Anxiety is a recurrent life experience, and such phobic focusing mechanisms, as developed early in childhood, appear in all normal individuals later in life. The specific focus selected may clearly vary with the life history, background, and technical training of the individual. Thus, physicians may tend to focus on relatively obscure, sophisticated, or complicated physical illnesses, particularly during medical school years, while social scientists may select the focuses more consistent with disordered psychic function, or perhaps even with global catastrophe. The developmental history of a common phobic focus, such as fear of heights, may be extremely complex and difficult to document.

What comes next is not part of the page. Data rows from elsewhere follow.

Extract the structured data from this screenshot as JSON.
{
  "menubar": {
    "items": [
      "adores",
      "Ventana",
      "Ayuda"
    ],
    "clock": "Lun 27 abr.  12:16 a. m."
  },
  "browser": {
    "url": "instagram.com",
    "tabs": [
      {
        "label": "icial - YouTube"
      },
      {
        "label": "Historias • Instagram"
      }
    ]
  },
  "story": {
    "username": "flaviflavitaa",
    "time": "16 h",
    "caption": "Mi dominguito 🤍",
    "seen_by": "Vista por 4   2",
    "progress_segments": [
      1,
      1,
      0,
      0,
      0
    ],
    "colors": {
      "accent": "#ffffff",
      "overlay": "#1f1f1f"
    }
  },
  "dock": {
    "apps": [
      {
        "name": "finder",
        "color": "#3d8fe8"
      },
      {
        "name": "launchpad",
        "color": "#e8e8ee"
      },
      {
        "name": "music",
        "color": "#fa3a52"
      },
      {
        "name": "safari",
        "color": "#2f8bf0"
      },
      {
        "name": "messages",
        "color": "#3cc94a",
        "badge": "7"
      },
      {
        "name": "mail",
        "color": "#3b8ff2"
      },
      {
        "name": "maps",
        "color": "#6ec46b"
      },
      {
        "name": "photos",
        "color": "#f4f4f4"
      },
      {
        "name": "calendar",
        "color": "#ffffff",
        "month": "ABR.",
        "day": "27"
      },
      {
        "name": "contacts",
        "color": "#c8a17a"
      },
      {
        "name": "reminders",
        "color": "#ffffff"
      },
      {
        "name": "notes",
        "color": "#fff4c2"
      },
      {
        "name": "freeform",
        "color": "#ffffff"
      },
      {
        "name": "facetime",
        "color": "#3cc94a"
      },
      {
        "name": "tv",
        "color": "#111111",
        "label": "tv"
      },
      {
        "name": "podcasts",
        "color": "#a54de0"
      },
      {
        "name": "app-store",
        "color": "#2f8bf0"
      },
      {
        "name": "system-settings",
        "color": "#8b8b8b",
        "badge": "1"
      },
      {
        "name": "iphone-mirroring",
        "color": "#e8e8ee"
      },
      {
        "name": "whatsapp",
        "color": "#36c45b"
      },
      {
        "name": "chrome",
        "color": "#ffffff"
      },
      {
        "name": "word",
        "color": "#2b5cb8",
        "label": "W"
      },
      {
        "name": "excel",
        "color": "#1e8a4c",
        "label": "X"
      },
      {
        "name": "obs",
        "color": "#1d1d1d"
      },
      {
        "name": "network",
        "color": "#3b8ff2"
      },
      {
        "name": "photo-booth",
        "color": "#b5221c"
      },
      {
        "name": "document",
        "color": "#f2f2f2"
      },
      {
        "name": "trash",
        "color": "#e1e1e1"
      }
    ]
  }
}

MAGICAL ACTIONS (COMPULSIVE ACTIVITIES)RUMINATIONS) Childhood play is peppered with magical incantations and ritualistic activities. Children are remarkably versatile in their ability to create private languages, as well as behaviors, which remain unintelligible and erect an inscrutable and impenetrable barrier to adults who have long since forgotten or repressed the magical frame of reference of the child. Ritual behaviors in children are best understood in the functional context of behaviors which postpone aversive consequences. The broad implications of aversive control will be considered in Chapters 15 and 16. The normal child is led to believe, through the bewildering experiences of unpredictability and through positive learning experiences in the magic domain of fairy tales, that his thoughts have unusual power, that they are mysteriously translated into action under circumstances largely beyond his understanding. This fact makes magical thinking particularly important to him. Recalling the struggle for autonomy which is waged by the normal child with and against his all powerful parents, one is amused, for example, at the childhood game which involves the careful avoidance of sidewalk cracks while chanting, "Step on a line and break your father's spine; step on a crack and break your mother's back." Under particularly unfavorable circumstances, the seeming translation of such magical thoughts into reality creates the traumatic source for a severe and self-perpetuating protective ritual. Such a circumstance may obtain when, for example, a brother or sister entertains strong death wishes toward a rival sibling who actually does die as a result of acute illness or accident. Where the resentful death wishes of the surviving child have been strongly repressed, as they must be in an environment where overt expressions of negative feelings and wishes are frowned upon, profound disabling guilt must inevitably appear in the surviving child. This occurs because of his conviction that his wish for the sibling's death has, in fact, caused the death of the brother or sister, and thus provides an example of accidental reinforcement. Note here the magical power which is close in kinship to the magical incantation in many popular fairy tales.